И вот, шагая по деревенской улице, я вдруг отчетливо, но все же робко подумал: «Нет, это правильная власть, если она хочет уничтожить вековое рабство. Правильная власть для страны, где притаились господа, которые ждут не дождутся, чтобы снова надеть хомут на шею русского мужика».
Эти мысли несколько успокоили меня, и я вернулся домой. Сестра уже поджидала меня. Она не сердясь, но с усмешкой сказала:
— Теперь, Минька, вряд ли кто-нибудь пригласит тебя в гости. Правда, я им сказала, что ты нервный, контуженный. Но так и не смогла сменить их гнев на милость. Впрочем, наплевать на них. Мы будем играть в преферанс у одного моего знакомого агронома.
Я извинился перед сестрой за свою несдержанность и тут же сказал ей, что завтра с первым пароходом я уезжаю в Смоленск и оттуда в Петроград.
Сестра стала просить меня, чтобы я остался. Она сказала, что если я не захочу работать птицеводом, то она легко устроит меня счетоводом на базу. Однако я твердо решил уехать.
По приезде в Петроград я пошел в Главный штаб и подал заявление о моем желании вступить в Красную Армию.

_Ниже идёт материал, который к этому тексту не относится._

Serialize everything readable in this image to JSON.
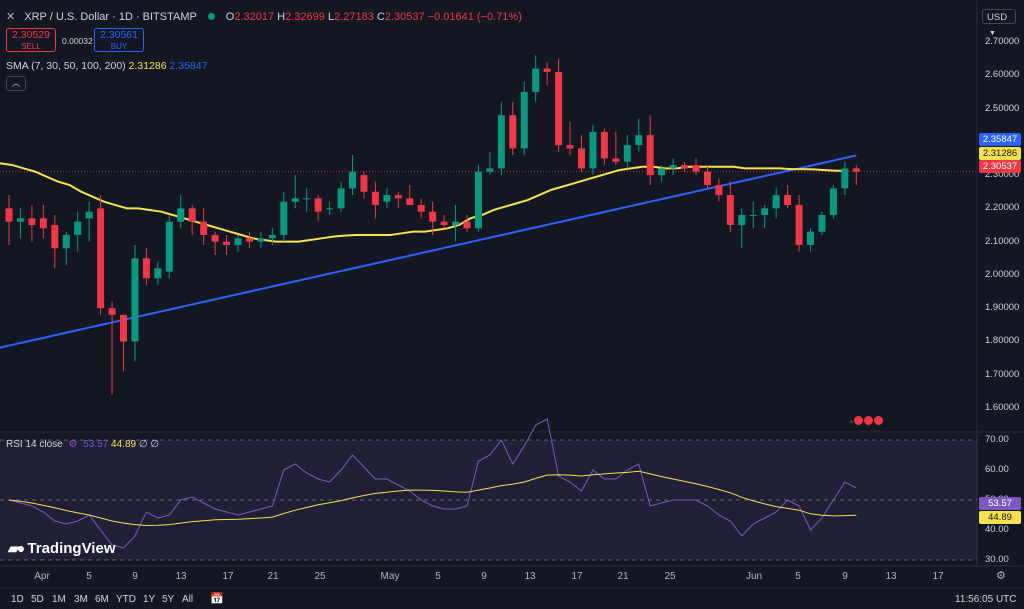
{
  "header": {
    "symbol": "XRP / U.S. Dollar · 1D · BITSTAMP",
    "o_key": "O",
    "o": "2.32017",
    "h_key": "H",
    "h": "2.32699",
    "l_key": "L",
    "l": "2.27183",
    "c_key": "C",
    "c": "2.30537",
    "change": "−0.01641 (−0.71%)"
  },
  "trade": {
    "sell_price": "2.30529",
    "sell_label": "SELL",
    "spread": "0.00032",
    "buy_price": "2.30561",
    "buy_label": "BUY"
  },
  "sma": {
    "label": "SMA (7, 30, 50, 100, 200)",
    "v1": "2.31286",
    "v2": "2.35847",
    "color1": "#f7e14d",
    "color2": "#2962ff"
  },
  "currency": "USD",
  "price_axis": [
    "2.70000",
    "2.60000",
    "2.50000",
    "2.40000",
    "2.30000",
    "2.20000",
    "2.10000",
    "2.00000",
    "1.90000",
    "1.80000",
    "1.70000",
    "1.60000"
  ],
  "badges": [
    {
      "text": "2.35847",
      "color": "#2962ff"
    },
    {
      "text": "2.31286",
      "color": "#f7e14d"
    },
    {
      "text": "2.30537",
      "color": "#f23645"
    }
  ],
  "rsi": {
    "label": "RSI 14 close",
    "v1": "53.57",
    "v2": "44.89",
    "extra": "∅ ∅",
    "axis": [
      "70.00",
      "60.00",
      "50.00",
      "40.00",
      "30.00"
    ]
  },
  "x_axis": [
    "Apr",
    "5",
    "9",
    "13",
    "17",
    "21",
    "25",
    "May",
    "5",
    "9",
    "13",
    "17",
    "21",
    "25",
    "Jun",
    "5",
    "9",
    "13",
    "17"
  ],
  "timeframes": [
    "1D",
    "5D",
    "1M",
    "3M",
    "6M",
    "YTD",
    "1Y",
    "5Y",
    "All"
  ],
  "clock": "11:56:05 UTC",
  "logo": "TradingView",
  "colors": {
    "up": "#089981",
    "down": "#f23645",
    "bg": "#131722",
    "rsi_line": "#7e57c2",
    "rsi_ma": "#f7e14d"
  },
  "chart_data": {
    "type": "candlestick",
    "candles": [
      {
        "o": 2.2,
        "h": 2.24,
        "l": 2.09,
        "c": 2.16
      },
      {
        "o": 2.16,
        "h": 2.2,
        "l": 2.11,
        "c": 2.17
      },
      {
        "o": 2.17,
        "h": 2.21,
        "l": 2.1,
        "c": 2.15
      },
      {
        "o": 2.17,
        "h": 2.21,
        "l": 2.11,
        "c": 2.14
      },
      {
        "o": 2.15,
        "h": 2.18,
        "l": 2.02,
        "c": 2.08
      },
      {
        "o": 2.08,
        "h": 2.13,
        "l": 2.03,
        "c": 2.12
      },
      {
        "o": 2.12,
        "h": 2.19,
        "l": 2.07,
        "c": 2.16
      },
      {
        "o": 2.17,
        "h": 2.22,
        "l": 2.1,
        "c": 2.19
      },
      {
        "o": 2.2,
        "h": 2.24,
        "l": 1.88,
        "c": 1.9
      },
      {
        "o": 1.9,
        "h": 1.92,
        "l": 1.64,
        "c": 1.88
      },
      {
        "o": 1.88,
        "h": 1.88,
        "l": 1.71,
        "c": 1.8
      },
      {
        "o": 1.8,
        "h": 2.09,
        "l": 1.74,
        "c": 2.05
      },
      {
        "o": 2.05,
        "h": 2.08,
        "l": 1.97,
        "c": 1.99
      },
      {
        "o": 1.99,
        "h": 2.04,
        "l": 1.97,
        "c": 2.02
      },
      {
        "o": 2.01,
        "h": 2.18,
        "l": 1.99,
        "c": 2.16
      },
      {
        "o": 2.16,
        "h": 2.24,
        "l": 2.14,
        "c": 2.2
      },
      {
        "o": 2.2,
        "h": 2.21,
        "l": 2.12,
        "c": 2.16
      },
      {
        "o": 2.16,
        "h": 2.2,
        "l": 2.09,
        "c": 2.12
      },
      {
        "o": 2.12,
        "h": 2.13,
        "l": 2.06,
        "c": 2.1
      },
      {
        "o": 2.1,
        "h": 2.12,
        "l": 2.06,
        "c": 2.09
      },
      {
        "o": 2.09,
        "h": 2.12,
        "l": 2.07,
        "c": 2.11
      },
      {
        "o": 2.11,
        "h": 2.13,
        "l": 2.08,
        "c": 2.1
      },
      {
        "o": 2.1,
        "h": 2.13,
        "l": 2.08,
        "c": 2.11
      },
      {
        "o": 2.11,
        "h": 2.14,
        "l": 2.09,
        "c": 2.12
      },
      {
        "o": 2.12,
        "h": 2.25,
        "l": 2.1,
        "c": 2.22
      },
      {
        "o": 2.22,
        "h": 2.3,
        "l": 2.2,
        "c": 2.23
      },
      {
        "o": 2.23,
        "h": 2.26,
        "l": 2.19,
        "c": 2.23
      },
      {
        "o": 2.23,
        "h": 2.24,
        "l": 2.16,
        "c": 2.19
      },
      {
        "o": 2.2,
        "h": 2.22,
        "l": 2.18,
        "c": 2.2
      },
      {
        "o": 2.2,
        "h": 2.28,
        "l": 2.19,
        "c": 2.26
      },
      {
        "o": 2.26,
        "h": 2.36,
        "l": 2.24,
        "c": 2.31
      },
      {
        "o": 2.3,
        "h": 2.31,
        "l": 2.23,
        "c": 2.25
      },
      {
        "o": 2.25,
        "h": 2.28,
        "l": 2.17,
        "c": 2.21
      },
      {
        "o": 2.22,
        "h": 2.26,
        "l": 2.2,
        "c": 2.24
      },
      {
        "o": 2.24,
        "h": 2.25,
        "l": 2.2,
        "c": 2.23
      },
      {
        "o": 2.23,
        "h": 2.27,
        "l": 2.21,
        "c": 2.21
      },
      {
        "o": 2.21,
        "h": 2.23,
        "l": 2.17,
        "c": 2.19
      },
      {
        "o": 2.19,
        "h": 2.22,
        "l": 2.12,
        "c": 2.16
      },
      {
        "o": 2.16,
        "h": 2.18,
        "l": 2.14,
        "c": 2.15
      },
      {
        "o": 2.15,
        "h": 2.21,
        "l": 2.1,
        "c": 2.16
      },
      {
        "o": 2.16,
        "h": 2.18,
        "l": 2.13,
        "c": 2.14
      },
      {
        "o": 2.14,
        "h": 2.33,
        "l": 2.13,
        "c": 2.31
      },
      {
        "o": 2.31,
        "h": 2.37,
        "l": 2.3,
        "c": 2.32
      },
      {
        "o": 2.32,
        "h": 2.52,
        "l": 2.3,
        "c": 2.48
      },
      {
        "o": 2.48,
        "h": 2.52,
        "l": 2.36,
        "c": 2.38
      },
      {
        "o": 2.38,
        "h": 2.58,
        "l": 2.36,
        "c": 2.55
      },
      {
        "o": 2.55,
        "h": 2.66,
        "l": 2.52,
        "c": 2.62
      },
      {
        "o": 2.62,
        "h": 2.64,
        "l": 2.57,
        "c": 2.61
      },
      {
        "o": 2.61,
        "h": 2.65,
        "l": 2.37,
        "c": 2.39
      },
      {
        "o": 2.39,
        "h": 2.46,
        "l": 2.36,
        "c": 2.38
      },
      {
        "o": 2.38,
        "h": 2.42,
        "l": 2.31,
        "c": 2.32
      },
      {
        "o": 2.32,
        "h": 2.45,
        "l": 2.3,
        "c": 2.43
      },
      {
        "o": 2.43,
        "h": 2.44,
        "l": 2.33,
        "c": 2.35
      },
      {
        "o": 2.35,
        "h": 2.43,
        "l": 2.33,
        "c": 2.34
      },
      {
        "o": 2.34,
        "h": 2.42,
        "l": 2.32,
        "c": 2.39
      },
      {
        "o": 2.39,
        "h": 2.47,
        "l": 2.37,
        "c": 2.42
      },
      {
        "o": 2.42,
        "h": 2.48,
        "l": 2.27,
        "c": 2.3
      },
      {
        "o": 2.3,
        "h": 2.33,
        "l": 2.28,
        "c": 2.32
      },
      {
        "o": 2.32,
        "h": 2.35,
        "l": 2.3,
        "c": 2.33
      },
      {
        "o": 2.33,
        "h": 2.34,
        "l": 2.31,
        "c": 2.32
      },
      {
        "o": 2.33,
        "h": 2.35,
        "l": 2.3,
        "c": 2.31
      },
      {
        "o": 2.31,
        "h": 2.33,
        "l": 2.26,
        "c": 2.27
      },
      {
        "o": 2.27,
        "h": 2.29,
        "l": 2.22,
        "c": 2.24
      },
      {
        "o": 2.24,
        "h": 2.28,
        "l": 2.13,
        "c": 2.15
      },
      {
        "o": 2.15,
        "h": 2.2,
        "l": 2.08,
        "c": 2.18
      },
      {
        "o": 2.18,
        "h": 2.22,
        "l": 2.14,
        "c": 2.18
      },
      {
        "o": 2.18,
        "h": 2.21,
        "l": 2.14,
        "c": 2.2
      },
      {
        "o": 2.2,
        "h": 2.26,
        "l": 2.17,
        "c": 2.24
      },
      {
        "o": 2.24,
        "h": 2.27,
        "l": 2.2,
        "c": 2.21
      },
      {
        "o": 2.21,
        "h": 2.24,
        "l": 2.07,
        "c": 2.09
      },
      {
        "o": 2.09,
        "h": 2.14,
        "l": 2.07,
        "c": 2.13
      },
      {
        "o": 2.13,
        "h": 2.19,
        "l": 2.12,
        "c": 2.18
      },
      {
        "o": 2.18,
        "h": 2.27,
        "l": 2.17,
        "c": 2.26
      },
      {
        "o": 2.26,
        "h": 2.34,
        "l": 2.24,
        "c": 2.32
      },
      {
        "o": 2.32,
        "h": 2.33,
        "l": 2.27,
        "c": 2.31
      }
    ],
    "sma_slow": [
      2.335,
      2.33,
      2.32,
      2.31,
      2.295,
      2.28,
      2.27,
      2.25,
      2.235,
      2.22,
      2.21,
      2.2,
      2.2,
      2.195,
      2.19,
      2.18,
      2.17,
      2.16,
      2.15,
      2.14,
      2.13,
      2.12,
      2.11,
      2.105,
      2.1,
      2.1,
      2.1,
      2.105,
      2.11,
      2.115,
      2.118,
      2.12,
      2.12,
      2.12,
      2.12,
      2.125,
      2.13,
      2.13,
      2.135,
      2.14,
      2.15,
      2.17,
      2.18,
      2.195,
      2.205,
      2.215,
      2.225,
      2.24,
      2.255,
      2.265,
      2.275,
      2.285,
      2.295,
      2.305,
      2.315,
      2.32,
      2.325,
      2.325,
      2.32,
      2.32,
      2.325,
      2.325,
      2.325,
      2.325,
      2.325,
      2.32,
      2.32,
      2.32,
      2.32,
      2.318,
      2.318,
      2.317,
      2.315,
      2.313,
      2.313
    ],
    "sma_fast_start": 1.78,
    "sma_fast_end": 2.359,
    "rsi_line": [
      50,
      49,
      48,
      46,
      43,
      42,
      43,
      45,
      40,
      35,
      34,
      38,
      46,
      44,
      45,
      50,
      51,
      49,
      47,
      46,
      45,
      46,
      47,
      48,
      60,
      62,
      59,
      57,
      56,
      60,
      65,
      61,
      57,
      57,
      55,
      53,
      50,
      48,
      47,
      47,
      48,
      63,
      65,
      70,
      62,
      68,
      75,
      77,
      58,
      56,
      53,
      60,
      57,
      57,
      60,
      62,
      48,
      49,
      50,
      50,
      50,
      48,
      45,
      43,
      38,
      42,
      44,
      46,
      50,
      48,
      40,
      44,
      50,
      56,
      54
    ],
    "rsi_ma": [
      50,
      49.6,
      49,
      48.2,
      47.4,
      46.5,
      45.7,
      45,
      44,
      43,
      42.3,
      41.8,
      41.5,
      41.6,
      41.8,
      42.3,
      42.8,
      43.1,
      43.4,
      43.5,
      43.6,
      43.8,
      44,
      44.3,
      45.5,
      46.6,
      47.5,
      48.4,
      49.1,
      49.8,
      50.7,
      51.5,
      52.2,
      52.6,
      53,
      53.3,
      53.3,
      53.2,
      53,
      52.7,
      52.6,
      53.3,
      54,
      54.8,
      55.3,
      56,
      57.2,
      58.3,
      58.4,
      58.3,
      58,
      58.4,
      58.7,
      59,
      59.2,
      59.6,
      58.7,
      57.8,
      57,
      56.2,
      55.4,
      54.5,
      53.5,
      52.4,
      50.9,
      49.7,
      48.7,
      47.8,
      47.2,
      46.6,
      45.4,
      44.9,
      44.7,
      44.8,
      44.9
    ],
    "y_range": [
      1.54,
      2.76
    ],
    "rsi_range": [
      28,
      72
    ],
    "x_labels": [
      "Apr",
      "5",
      "9",
      "13",
      "17",
      "21",
      "25",
      "May",
      "5",
      "9",
      "13",
      "17",
      "21",
      "25",
      "Jun",
      "5",
      "9",
      "13",
      "17"
    ]
  }
}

Начальник штаба долго листал мои документы. И я ожидал, что он скажет мне что-нибудь о моем дворянском происхождении либо прочтет какое-нибудь поучение. Но он ничего не сказал. Он только спросил меня:
— А на какую должность вы рассчитываете? По вашим бумагам я вижу, что вы были на фронте адъютантом Мингрельского полка, а перед этим командовали ротой и батальоном.
Я ответил, что возьму любую должность, но мне не хотелось бы торчать в казармах, я предпочел бы действующую армию.
Начальник штаба сказал:
— На этих днях мы отправляем на фронт Первый Образцовый полк Деревенской Бедноты. Полк уже укомплектован, но там нет адъютанта. Если желаете, мы дадим вам это назначение.
Я согласился. Я порадовался, что вместе с деревенской беднотой буду сражаться против власти помещиков.
Через несколько дней вместе с полком я прибыл в Ямбург, чтобы занять позиции против белогвардейских отрядов Булак-Булаховича[84].
Эта подлинная история из моей жизни произошла сорок лет назад. И вот теперь, вспоминая столь давно минувшее, я совсем явственно вижу покорно склоненные головы крестьян, вижу их лапти и какие-то допотопные залатанные кафтаны из грубой домотканой материи.
Да, конечно, я и тогда слышал и знал, что крестьяне не всюду смиренно кланяются в пояс и не всюду и не всегда покорно склоняют свои головы. Иной раз они поджигают барские усадьбы и рассчитываются за свои беды и унижения.
Но то, что я увидел в тот год на Смоленщине, — это врезалось в мою память как страшный символ помещичьей власти.
Нет, молодому читателю сейчас даже трудно представить себе — в какой кабале и в какой темноте и бедности находились многие и многие наши крестьяне всего лишь сорок лет назад!
Об этом полезно напомнить тем забывчивым людям, которые иной раз брюзжат или чем-нибудь недовольны.
Пародии
О «Серапионовых братьях»
Вязка у них одна — «Серапионовы братья»[86]. Литературных традиций несколько. Предупреждаю заранее: я в этом не виноват.
Я не виноват, что Стерн[87] родился в 1713 году, когда Филдингу[88] было семь лет...
Так вот я возвращаюсь к теме. Это первый альманах — «Серапионовы братья»[89]. Будет ли другой, я не знаю.
Беллетристы привыкли не печататься годами. У верблюдов это поставлено лучше (см. Энцикл. слов.).
В Персии верблюд может не пить неделю. Даже больше. И не умирает.
Журналисты люди наивные — больше года не выдерживают.
Кстати, у Лескова есть рассказ: человек, томимый жаждой, вспарывает брюхо верблюду перочинным ножом, находит там какую-то слизь и выпивает ее.
Я верблюдов люблю. Я знаю, как они сделаны.
Теперь о Всеволоде Иванове и Зощенко. Да, кстати о балете.
Балет нельзя снять кинематографом. Движения неделимы. В балете движения настолько быстры и неожиданны, что съемщиков просто тошнит, а аппарат пропускает ряд движений.
В обычной же драме пропущенные жесты мы дополняем сами, как нечто привычное.